Let $V$ be a (Hausdorff) topological vector space, and let $S = \{v_i\} _{i \in \mathbb N} \subset V$ be a generating subset (notice that it is countable!).
Does countability make it possible to prove the existence of a Schauder basis $B \subseteq S$ (contained in $S$) without Zorn's lemma?
With or without Zorn's lemma, one cannot construct a Schauder basis without detailed knowledge of the space. It is not a thing that drops out from some abstract argument. There are topological vector spaces, even Banach space, with no Schauder basis at all.
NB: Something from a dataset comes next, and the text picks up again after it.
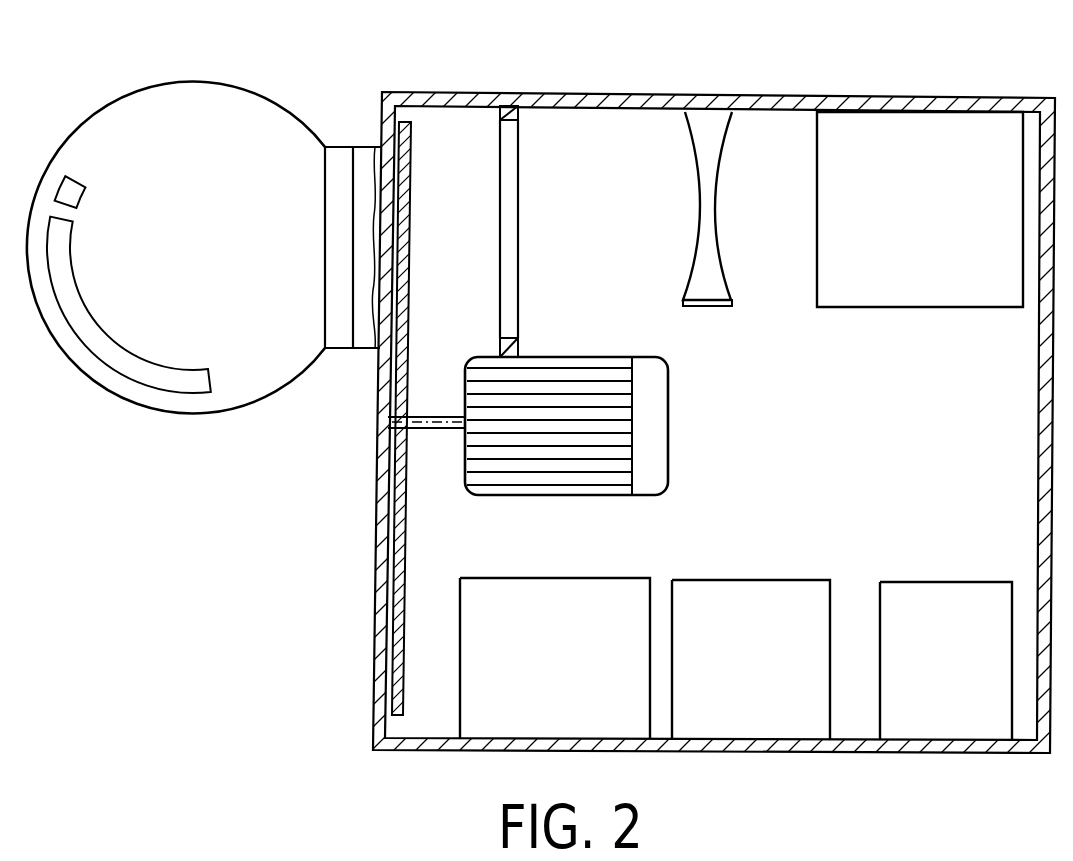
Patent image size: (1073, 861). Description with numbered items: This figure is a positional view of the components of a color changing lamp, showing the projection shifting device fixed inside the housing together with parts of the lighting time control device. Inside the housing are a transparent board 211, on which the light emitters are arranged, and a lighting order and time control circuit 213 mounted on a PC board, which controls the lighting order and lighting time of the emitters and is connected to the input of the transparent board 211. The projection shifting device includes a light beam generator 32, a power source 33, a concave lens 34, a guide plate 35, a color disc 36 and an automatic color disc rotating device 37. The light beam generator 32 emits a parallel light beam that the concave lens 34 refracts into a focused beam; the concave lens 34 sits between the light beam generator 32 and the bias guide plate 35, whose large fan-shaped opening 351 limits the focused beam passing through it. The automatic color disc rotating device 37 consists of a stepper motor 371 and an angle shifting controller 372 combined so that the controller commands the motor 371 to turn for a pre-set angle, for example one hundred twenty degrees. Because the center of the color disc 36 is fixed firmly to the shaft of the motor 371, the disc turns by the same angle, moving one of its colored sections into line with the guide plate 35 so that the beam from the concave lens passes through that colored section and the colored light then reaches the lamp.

Even if the space $V$ has a Schauder basis, we shouldn't expect to obtain it from some set of vectors with dense linear span. Being a Schauder basis requires much more than being a linearly independent set with dense linear span. One has to be able to represent every vector in the space as the limit of partial sums of a series $\sum c_n x_n$, not just by some arbitrary sequence of linear combinations of $c_n$.
A standard example: The set of monomials $S = \{x^n : n=0,1,2,\dots\}$ has dense linear span in $C[-1,1]$ (the space of continuous functions on $[-1,1]$ with uniform norm), because every $f\in C[-1,1]$ can be uniformly approximated by polynomials (Weierstrass' theorem). It is also linearly independent, since the only polynomial that is identically $0$ is the polynomial with zero coefficients. But $S$ is not a Schauder basis, because the continuous function $f(x) = |x|$ does not admit a representation $f(x) = \sum_{n=0}^\infty c_n x^n$. Indeed, the functions with a power series representation are infinitely differentiable on $(-1,1)$, where one can differentiate the power series term by term.
The above example also answers your question in the negative. No subset of $S$ is a Schauder basis, since throwing out some monomials will not help us represent the function $f(x)=|x|$ as a series.